Et le bon M. La Fontaine se mit à rire en tendant de nouveau la main. Le maître distingué que tous les Canadiens français aimaient et respectaient hocha avec tristesse la tête en voyant disparaître ce beau jeune homme décidé dont les événements feraient sans doute une victime.

Olivier Précourt, au sortir de cette entrevue, hâta le pas. Une visite d’affaire urgente lui restait à rendre avant le dîner qu’il prendrait en compagnie du Dr Duvert et d’un ami commun, le Dr Henri Gauvin. Il traversa la rue Craig, prit le chemin de Près-de-Ville, à dessein de rejoindre au plus tôt la côte du Beaver Hall, où habitait le marchand de grains qui l’attendait.

Il allait tête basse, tout à la pensée de la prudence que venait de lui prêcher, sans le convaincre, l’homme d’État qu’il admirait. Il se disait que M. Papineau incarnait davantage à l’heure actuelle, l’âme soulevée d’indignation de sa race. Il avait hâte de se trouver en la présence de celui-ci et de se tremper l’âme encore davantage pour la lutte qui venait.

« La patience ? Vertu de femmes et de moines, » murmurait le jeune homme, tout en lançant avec force, du bout de sa canne, une assez lourde pierre.

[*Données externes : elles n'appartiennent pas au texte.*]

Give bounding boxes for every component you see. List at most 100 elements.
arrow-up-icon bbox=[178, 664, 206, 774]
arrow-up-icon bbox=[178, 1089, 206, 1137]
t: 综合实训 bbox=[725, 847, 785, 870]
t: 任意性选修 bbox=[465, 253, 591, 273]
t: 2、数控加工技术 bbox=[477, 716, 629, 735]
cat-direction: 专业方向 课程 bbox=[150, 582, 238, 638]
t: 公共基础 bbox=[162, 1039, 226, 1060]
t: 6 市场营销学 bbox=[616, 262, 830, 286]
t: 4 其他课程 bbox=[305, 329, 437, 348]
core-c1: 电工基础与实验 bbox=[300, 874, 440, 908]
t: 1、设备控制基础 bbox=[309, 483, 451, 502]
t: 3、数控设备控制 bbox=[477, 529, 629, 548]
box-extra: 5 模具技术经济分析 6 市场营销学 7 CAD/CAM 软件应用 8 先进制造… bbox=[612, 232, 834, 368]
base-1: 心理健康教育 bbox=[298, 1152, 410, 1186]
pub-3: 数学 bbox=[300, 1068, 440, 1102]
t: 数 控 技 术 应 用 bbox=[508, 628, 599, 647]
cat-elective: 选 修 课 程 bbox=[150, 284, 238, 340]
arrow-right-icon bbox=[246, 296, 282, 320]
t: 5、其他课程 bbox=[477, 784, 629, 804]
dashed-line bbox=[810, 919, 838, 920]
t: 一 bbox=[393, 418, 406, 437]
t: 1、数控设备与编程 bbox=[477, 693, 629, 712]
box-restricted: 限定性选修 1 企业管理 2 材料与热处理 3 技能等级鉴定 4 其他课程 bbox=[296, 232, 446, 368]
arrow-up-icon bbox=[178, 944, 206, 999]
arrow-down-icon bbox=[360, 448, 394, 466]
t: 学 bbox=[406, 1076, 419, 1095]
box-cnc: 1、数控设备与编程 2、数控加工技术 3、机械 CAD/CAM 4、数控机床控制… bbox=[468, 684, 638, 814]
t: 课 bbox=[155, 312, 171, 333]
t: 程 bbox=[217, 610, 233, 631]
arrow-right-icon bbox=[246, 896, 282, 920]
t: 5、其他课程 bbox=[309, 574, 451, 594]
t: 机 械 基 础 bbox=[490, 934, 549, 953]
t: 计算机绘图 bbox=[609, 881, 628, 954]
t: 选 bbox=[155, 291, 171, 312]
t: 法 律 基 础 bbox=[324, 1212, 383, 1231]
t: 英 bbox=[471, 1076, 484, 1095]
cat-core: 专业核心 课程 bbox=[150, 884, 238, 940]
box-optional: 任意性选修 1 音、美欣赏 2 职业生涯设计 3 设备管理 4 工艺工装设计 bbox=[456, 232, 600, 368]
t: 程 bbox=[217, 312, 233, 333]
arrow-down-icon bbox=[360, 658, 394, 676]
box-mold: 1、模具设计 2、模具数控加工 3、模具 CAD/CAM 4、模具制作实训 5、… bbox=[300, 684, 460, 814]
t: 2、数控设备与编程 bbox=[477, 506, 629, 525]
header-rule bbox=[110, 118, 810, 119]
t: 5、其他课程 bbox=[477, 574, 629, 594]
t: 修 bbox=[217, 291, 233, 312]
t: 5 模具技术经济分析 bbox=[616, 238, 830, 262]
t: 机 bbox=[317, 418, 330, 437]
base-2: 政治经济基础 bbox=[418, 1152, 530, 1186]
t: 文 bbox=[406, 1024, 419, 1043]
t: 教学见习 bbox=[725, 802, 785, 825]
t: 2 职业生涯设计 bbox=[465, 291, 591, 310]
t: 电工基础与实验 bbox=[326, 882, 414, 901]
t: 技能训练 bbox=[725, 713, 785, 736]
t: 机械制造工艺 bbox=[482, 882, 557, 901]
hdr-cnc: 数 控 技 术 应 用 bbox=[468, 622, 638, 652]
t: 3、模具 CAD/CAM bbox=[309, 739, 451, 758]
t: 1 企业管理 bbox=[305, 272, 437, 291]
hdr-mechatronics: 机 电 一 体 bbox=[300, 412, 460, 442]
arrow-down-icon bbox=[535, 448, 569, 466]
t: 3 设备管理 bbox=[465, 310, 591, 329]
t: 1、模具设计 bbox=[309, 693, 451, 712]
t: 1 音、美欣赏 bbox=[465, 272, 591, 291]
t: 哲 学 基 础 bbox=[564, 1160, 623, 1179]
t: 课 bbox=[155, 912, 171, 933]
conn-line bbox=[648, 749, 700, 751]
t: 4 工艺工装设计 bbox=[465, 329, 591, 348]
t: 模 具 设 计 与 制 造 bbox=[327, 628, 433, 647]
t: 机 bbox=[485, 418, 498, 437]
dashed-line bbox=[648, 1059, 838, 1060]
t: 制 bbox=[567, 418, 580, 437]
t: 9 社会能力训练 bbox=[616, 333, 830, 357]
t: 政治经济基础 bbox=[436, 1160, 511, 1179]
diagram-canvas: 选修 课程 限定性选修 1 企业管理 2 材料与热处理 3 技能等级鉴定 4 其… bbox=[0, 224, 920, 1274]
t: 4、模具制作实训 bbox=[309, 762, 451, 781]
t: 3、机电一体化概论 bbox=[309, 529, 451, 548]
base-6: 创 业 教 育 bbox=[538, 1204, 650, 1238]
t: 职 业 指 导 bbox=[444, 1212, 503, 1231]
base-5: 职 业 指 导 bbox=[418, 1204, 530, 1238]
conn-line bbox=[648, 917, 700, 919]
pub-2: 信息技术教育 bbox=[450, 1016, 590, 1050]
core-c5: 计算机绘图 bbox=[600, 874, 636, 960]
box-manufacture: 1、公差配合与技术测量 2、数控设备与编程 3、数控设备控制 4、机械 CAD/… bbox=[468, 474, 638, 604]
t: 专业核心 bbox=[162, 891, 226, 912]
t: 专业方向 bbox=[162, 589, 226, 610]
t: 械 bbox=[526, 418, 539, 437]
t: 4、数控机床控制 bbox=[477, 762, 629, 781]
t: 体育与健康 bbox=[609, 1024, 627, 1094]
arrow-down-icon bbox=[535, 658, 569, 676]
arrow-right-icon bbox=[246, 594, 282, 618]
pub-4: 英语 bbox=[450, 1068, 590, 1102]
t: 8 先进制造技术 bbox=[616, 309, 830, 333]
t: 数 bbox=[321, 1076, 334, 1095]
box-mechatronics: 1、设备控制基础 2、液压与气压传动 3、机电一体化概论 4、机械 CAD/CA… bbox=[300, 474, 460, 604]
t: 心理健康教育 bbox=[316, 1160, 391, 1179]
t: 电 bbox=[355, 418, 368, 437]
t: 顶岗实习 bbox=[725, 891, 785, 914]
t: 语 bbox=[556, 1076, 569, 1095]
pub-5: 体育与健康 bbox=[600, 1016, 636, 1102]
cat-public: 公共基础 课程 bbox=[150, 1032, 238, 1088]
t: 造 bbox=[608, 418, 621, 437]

La jeune fille remercia en rougissant et poursuivit sa route, non sans avoir salué de nouveau Olivier Précourt.

Le bruit des sabots de plusieurs chevaux lui fit tourner la tête. Des cavaliers et des amazones filaient à sa droite, vers la montagne. On causait et on riait. Soudain, une des amazones fit volte-face et, en poussant un léger cri, aperçut Olivier. Le cheval se cabra, mais fut vite maîtrisé par la main experte de la jeune femme. Son compagnon, un officier anglais, s’approcha pour connaître la cause de la frayeur de l’animal. La jeune fille remercia en rougissant et poursuivit sa route, non sans avoir salué de nouveau Olivier Précourt. Celui-ci demeura interdit. Longtemps il resta ainsi, chapeau bas, regardant, le front contrarié, dans la direction prise par les promeneurs.

La belle amazone aux cheveux blonds, au teint de lis, au grave sourire, n’était autre que Mathilde Perrault, celle qui possédait le cœur d’Olivier, celle qu’il admirait autant qu’il l’aimait.

« Hé ! que veut dire cette cour assidue ? pensait le jeune homme. De telles promenades à la montagne supposent plusieurs autres visites préliminaires. Ma sœur n’a pas été mal renseignée, je le vois. Comme Mathilde avait l’air gai !… Elle aime cet Habit rouge peut-être… Son amoureux de Saint-Denis est si loin. Il ne possède pas non plus l’élégance martiale de cet Anglais… Un cœur de jeune fille se laisse facilement gagner par les apparences… Ah ! si Mathilde venait à me manquer, peu me chaut d’être prudent, diplomate… Je ne ferai certes plus violence à ma violence… Malheur à ceux qui pressurent, humilient, injurient notre race française… Ah ! ah ! ah ! Messieurs les Habits rouges, vous n’avez qu’à bien vous tenir, à marcher droit…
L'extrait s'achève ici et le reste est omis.